Letters to the Editor | 23 June 2007

Readers respond to articles recently published in The Spectator

issue 23 June 2007

Lie of the land

Sir: In the past few weeks Hamas has shown itself to be a merciless, power-hungry organisation with little interest in the well-being of its own people, let alone that of its Jewish neighbours, so Dr Hamad must be laughing into his cup of Earl Grey tea at the ease with which he has manipulated Clemency Burton-Hill (‘Tea with Hamas’, 16 June). Her naivety is breathtaking, as is her willingness to pass on his fanciful assertions to the rest of us without challenge.

It would not take much research to show Hamas for what it is: a fundamentalist Muslim organisation which gets its money and its orders from Iran. In Dr Hamad’s Promised Land, women like Clemency Burton-Hill have no place outside the kitchen and the breeding chamber.

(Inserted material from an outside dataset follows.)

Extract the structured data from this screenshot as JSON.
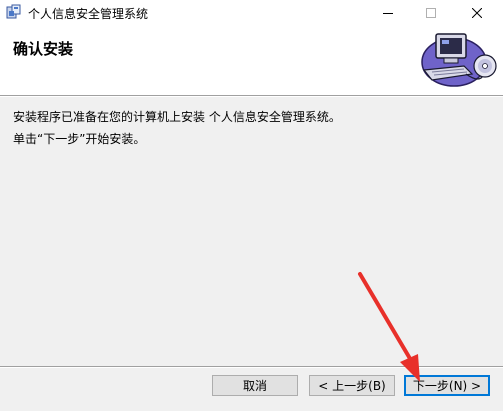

Like Dr Goebbels, the Hamas leadership has learnt that the bigger the lie, the greater the willingness of some to accept it for the truth. Israel withdrew from Gaza 18 months ago, so Gaza is no longer ‘occupied’, as claimed by Dr Hamad. His further claim that Hamas has held a ceasefire since 2005 should be seen against the reality of a daily barrage of rocket fire on nearby Israeli towns and the abduction of Gilad Shalit 18 months ago. One could go on, but Dr Hamad did in the end give the lie to his own narrative by claiming that his parents came from Tel Aviv, a city founded by Jews and inhabited almost exclusively by Jews both historically and in recent times. Tel Aviv is the cultural and economic heart of the Jewish state.

Yes, there is something ‘psychological’ about Dr Hamad and his henchmen: they hate Israel and wish to destroy it.

Anne Segall
London W8

Big wigs

Sir: Of course the legal wig is an anachronism (‘When Harry met silly’, 16 June).